Call it the Roaring '20s before the Depression of the next cattle cycle if you want to. But the past 12 months, even with the debacle over bovine spongiform encephalopathy (BSE), have been what most in the cattle business wish they always could be — profitable.
Pick a segment and it has had ample opportunity during the last year to make significant profits. That doesn't mean everyone did. Nor does it suggest that even those who raked in some large dollars were able to recoup the equity that had bled for too many months before things turned.
But, historically high cattle prices — five-weight calves were trading for as much as $127/cwt. the first part of May, and fed cattle fetching $90/cwt. — were nearly back to the levels they were before the world closed its doors to U.S. beef exports in late December.
You know the reasons. Cattle supplies are dwindling and lingering drought continues to stall industry-wide herd expansion. Mostly, though, even in light of having to sell more beef here at home than intended, increasing domestic demand for beef (growing since 1999), even as prices continue to increase, has put an exclamation mark behind one of the most remarkable turnarounds imaginable.
What's more, the near and longer term prognosis could make the most flint-hearted skeptic downright giddy.
For one thing, so far, the market is higher and got there quicker post-BSE than many economists predicted early on. Longer term, the Food and Agricultural Policy Research Institute (FAPRI) is projecting — all else remaining equal in terms of government policy and whatnot — that the cow-calf segment will be profitable at least through 2009.
We May Be The Enemy
Certainly, there are plenty of challenges. There's also little reason to expect that the economic ebb and flow between good times and bleak will be much different down the road than it has been since the modern beef industry took root.
Ironically, the stiffest challenges today are arguably those being manifested from within the industry itself.
As an example, let's go by the headlines or by the last coffee shop chat where folks are always eager to agree when they're told what they want to hear. It would be logical to assume from these sources that some of the philosophical issues currently dividing the industry have been cleaved so deeply and inexorably that it will never recover.
Fact is, the future looks a whole lot like the past. Today, the clash is over things like country-of-origin labeling, packer concentration and imports from Canada. Some 20 years ago, the lines were being drawn upon alliances and direct trade vs. the auction markets, how to improve demand and packer concentration.

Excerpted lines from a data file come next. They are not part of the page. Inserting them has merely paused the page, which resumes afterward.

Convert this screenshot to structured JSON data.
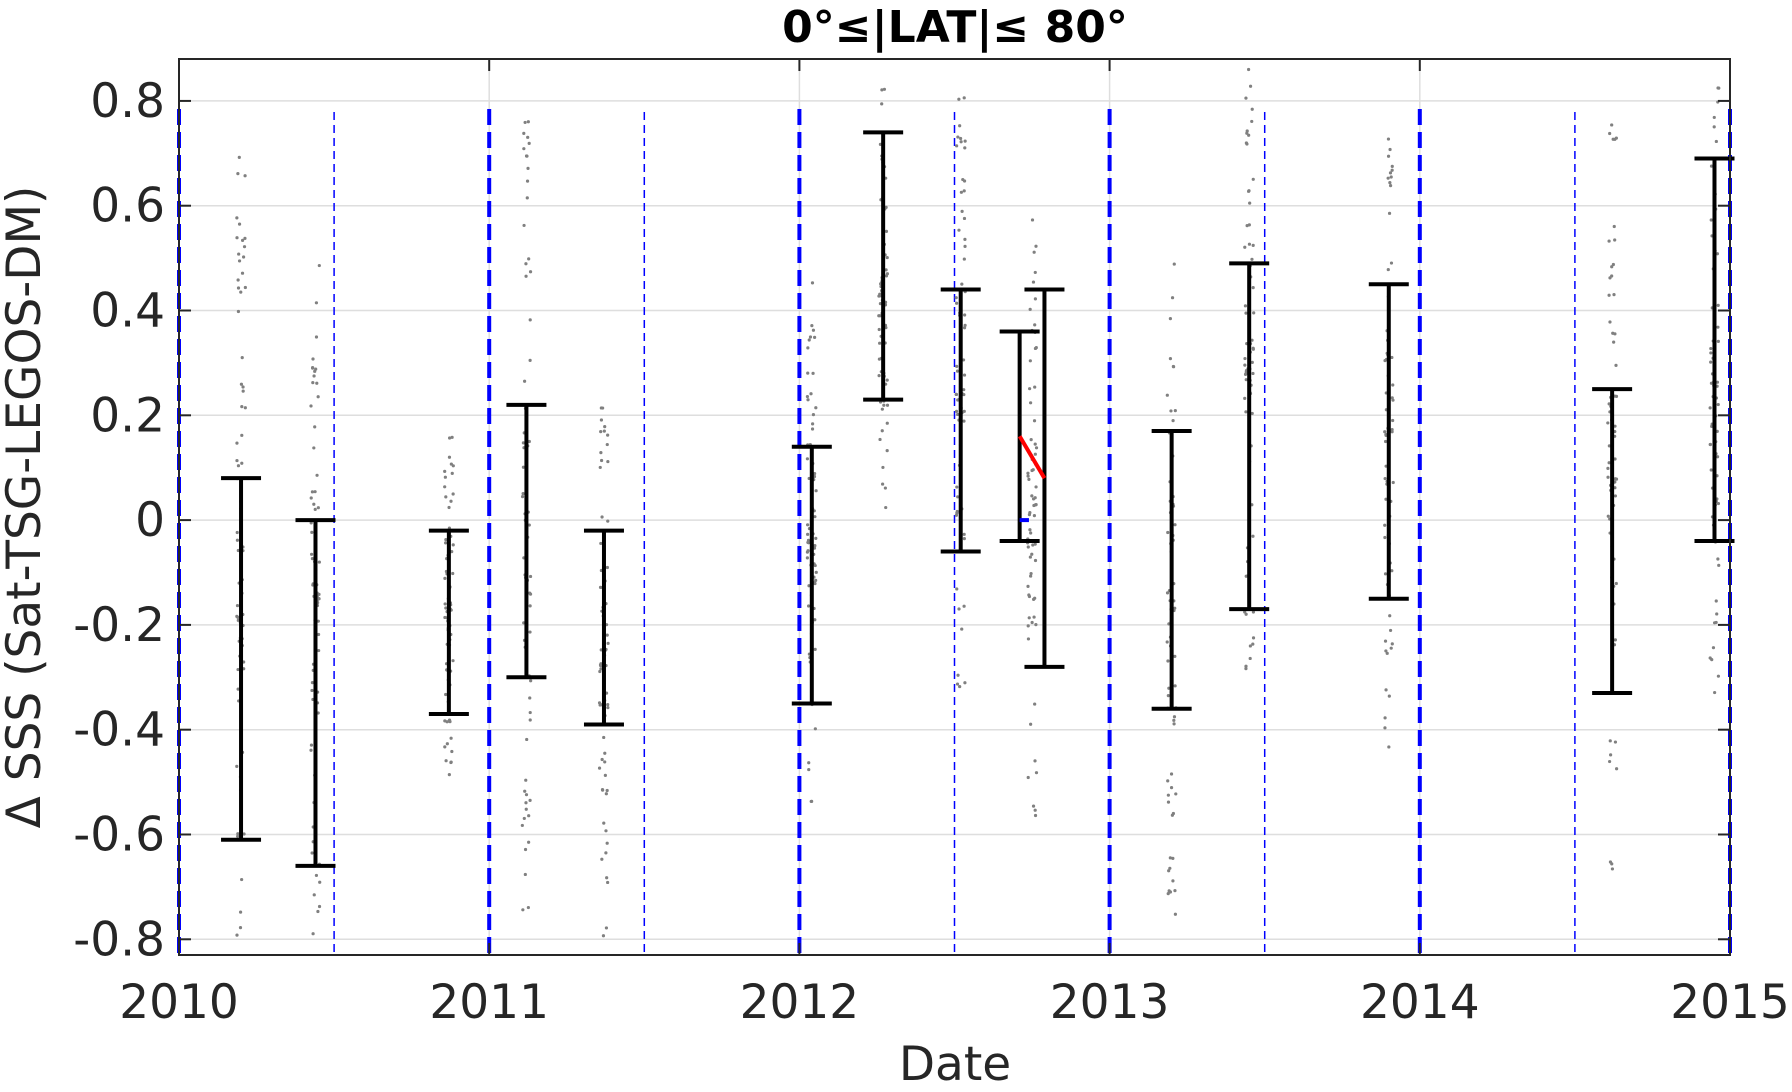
{
  "chart_data": {
    "type": "scatter",
    "title": "0°≤|LAT|≤ 80°",
    "xlabel": "Date",
    "ylabel": "Δ SSS (Sat-TSG-LEGOS-DM)",
    "xlim": [
      2010,
      2015
    ],
    "ylim": [
      -0.83,
      0.88
    ],
    "x_ticks": [
      "2010",
      "2011",
      "2012",
      "2013",
      "2014",
      "2015"
    ],
    "y_ticks": [
      "-0.8",
      "-0.6",
      "-0.4",
      "-0.2",
      "0",
      "0.2",
      "0.4",
      "0.6",
      "0.8"
    ],
    "grid": true,
    "year_lines": [
      2010,
      2011,
      2012,
      2013,
      2014,
      2015
    ],
    "half_year_lines": [
      2010.5,
      2011.5,
      2012.5,
      2013.5,
      2014.5
    ],
    "error_bars": [
      {
        "x": 2010.2,
        "low": -0.61,
        "high": 0.08
      },
      {
        "x": 2010.44,
        "low": -0.66,
        "high": 0.0
      },
      {
        "x": 2010.87,
        "low": -0.37,
        "high": -0.02
      },
      {
        "x": 2011.12,
        "low": -0.3,
        "high": 0.22
      },
      {
        "x": 2011.37,
        "low": -0.39,
        "high": -0.02
      },
      {
        "x": 2012.04,
        "low": -0.35,
        "high": 0.14
      },
      {
        "x": 2012.27,
        "low": 0.23,
        "high": 0.74
      },
      {
        "x": 2012.52,
        "low": -0.06,
        "high": 0.44
      },
      {
        "x": 2012.71,
        "low": -0.04,
        "high": 0.36
      },
      {
        "x": 2012.79,
        "low": -0.28,
        "high": 0.44
      },
      {
        "x": 2013.2,
        "low": -0.36,
        "high": 0.17
      },
      {
        "x": 2013.45,
        "low": -0.17,
        "high": 0.49
      },
      {
        "x": 2013.9,
        "low": -0.15,
        "high": 0.45
      },
      {
        "x": 2014.62,
        "low": -0.33,
        "high": 0.25
      },
      {
        "x": 2014.95,
        "low": -0.04,
        "high": 0.69
      }
    ],
    "point_clusters": [
      {
        "x": 2010.2,
        "min": -0.82,
        "max": 0.7
      },
      {
        "x": 2010.44,
        "min": -0.8,
        "max": 0.5
      },
      {
        "x": 2010.87,
        "min": -0.5,
        "max": 0.17
      },
      {
        "x": 2011.12,
        "min": -0.75,
        "max": 0.82
      },
      {
        "x": 2011.37,
        "min": -0.8,
        "max": 0.24
      },
      {
        "x": 2012.04,
        "min": -0.55,
        "max": 0.5
      },
      {
        "x": 2012.27,
        "min": 0.02,
        "max": 0.84
      },
      {
        "x": 2012.52,
        "min": -0.35,
        "max": 0.83
      },
      {
        "x": 2012.75,
        "min": -0.6,
        "max": 0.62
      },
      {
        "x": 2013.2,
        "min": -0.8,
        "max": 0.49
      },
      {
        "x": 2013.45,
        "min": -0.3,
        "max": 0.86
      },
      {
        "x": 2013.9,
        "min": -0.44,
        "max": 0.77
      },
      {
        "x": 2014.62,
        "min": -0.67,
        "max": 0.8
      },
      {
        "x": 2014.95,
        "min": -0.34,
        "max": 0.86
      }
    ],
    "trend_line": {
      "x": [
        2012.71,
        2012.79
      ],
      "y": [
        0.16,
        0.08
      ]
    },
    "zero_marker": {
      "x": [
        2012.71,
        2012.74
      ],
      "y": 0.0
    },
    "colors": {
      "points": "#808080",
      "error_bars": "#000000",
      "year_lines": "#0000ff",
      "trend_line": "#ff0000",
      "grid": "#dedede"
    }
  }
}
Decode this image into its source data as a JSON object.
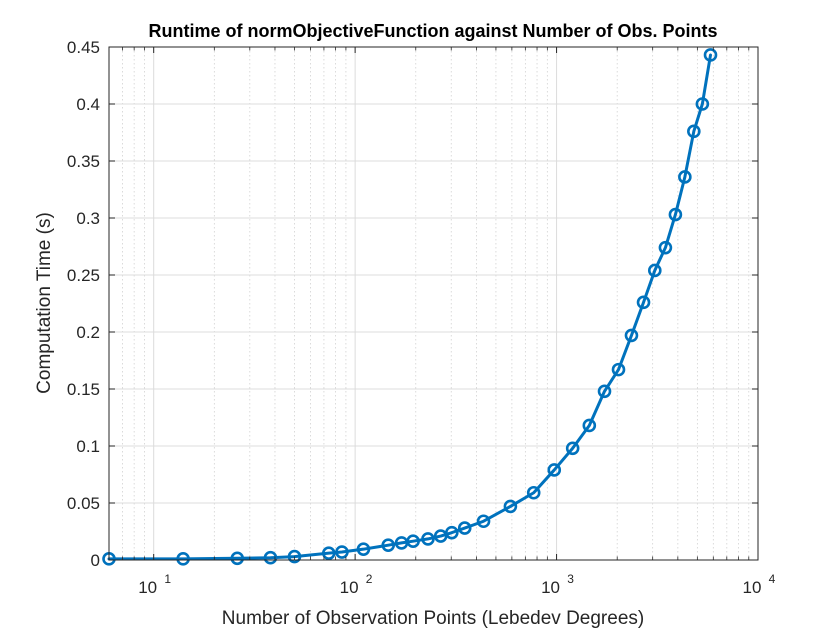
{
  "chart_data": {
    "type": "line",
    "title": "Runtime of normObjectiveFunction against Number of Obs. Points",
    "xlabel": "Number of Observation Points (Lebedev Degrees)",
    "ylabel": "Computation Time (s)",
    "x_scale": "log",
    "xlim": [
      6,
      10000
    ],
    "ylim": [
      0,
      0.45
    ],
    "x_ticks": [
      10,
      100,
      1000,
      10000
    ],
    "x_tick_labels": [
      {
        "base": "10",
        "exp": "1"
      },
      {
        "base": "10",
        "exp": "2"
      },
      {
        "base": "10",
        "exp": "3"
      },
      {
        "base": "10",
        "exp": "4"
      }
    ],
    "y_ticks": [
      0,
      0.05,
      0.1,
      0.15,
      0.2,
      0.25,
      0.3,
      0.35,
      0.4,
      0.45
    ],
    "y_tick_labels": [
      "0",
      "0.05",
      "0.1",
      "0.15",
      "0.2",
      "0.25",
      "0.3",
      "0.35",
      "0.4",
      "0.45"
    ],
    "grid": true,
    "minor_grid": true,
    "series": [
      {
        "color": "#0072BD",
        "marker": "circle",
        "x": [
          6,
          14,
          26,
          38,
          50,
          74,
          86,
          110,
          146,
          170,
          194,
          230,
          266,
          302,
          350,
          434,
          590,
          770,
          974,
          1202,
          1454,
          1730,
          2030,
          2354,
          2702,
          3074,
          3470,
          3890,
          4334,
          4802,
          5294,
          5810
        ],
        "y": [
          0.001,
          0.001,
          0.0015,
          0.002,
          0.003,
          0.006,
          0.007,
          0.0095,
          0.013,
          0.015,
          0.0165,
          0.0185,
          0.021,
          0.024,
          0.028,
          0.034,
          0.047,
          0.059,
          0.079,
          0.098,
          0.118,
          0.148,
          0.167,
          0.197,
          0.226,
          0.254,
          0.274,
          0.303,
          0.336,
          0.376,
          0.4,
          0.443
        ]
      }
    ]
  }
}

History says 40 years ago, battle cries were shouted across such issues as how to deal with consumer demands (not demand), exports and packer impact on prices. Every decade of the cattle business has seen some decent to downright good times, some broke times, and disagreement all the time. In every decade, the notion of protectionism in one form or another has been bandied about.
The point is that it is human nature to think yesterday was better, friendlier or gentler somehow. The reality is, however, that today is no worse than yesterday and, in fact, it's usually better.
For instance, no one had to worry about BSE years ago. But then again, no one today is trying to figure their way out of a screwworm epidemic like they did in the 1950s. Globalization today continues to bring new and unknown risks, but no one since the Depression and Dust Bowl era of the '30s has had to seriously consider shooting cattle that were starving because there was no feed and no buyer, period.
So, even with the current challenges, and notwithstanding some cataclysmic event no one can rationally predict, the state of the industry today has to be considered finer than frog's hair. As such, it's one of those rare times when there is the opportunity to run on offense, rather than dig in and defend.
A comment made by Dolph Briscoe, comes to mind. He's a former governor of Texas, a lifelong cattle producer from Uvalde and one of the largest landowners in the state. I had the good fortune to visit with him a couple of years back. As he reflected on what he'd seen and done in close to 80 years, he recollected how there was more opportunity today than he'd ever seen in his lifetime.
As for advice, he suggested, “Take care of business and look ahead. At the same time, don't be afraid to bet on the future of this great country of ours. As you look back, the future of this country has always been greater than its past and, in my opinion, it will continue to be so.”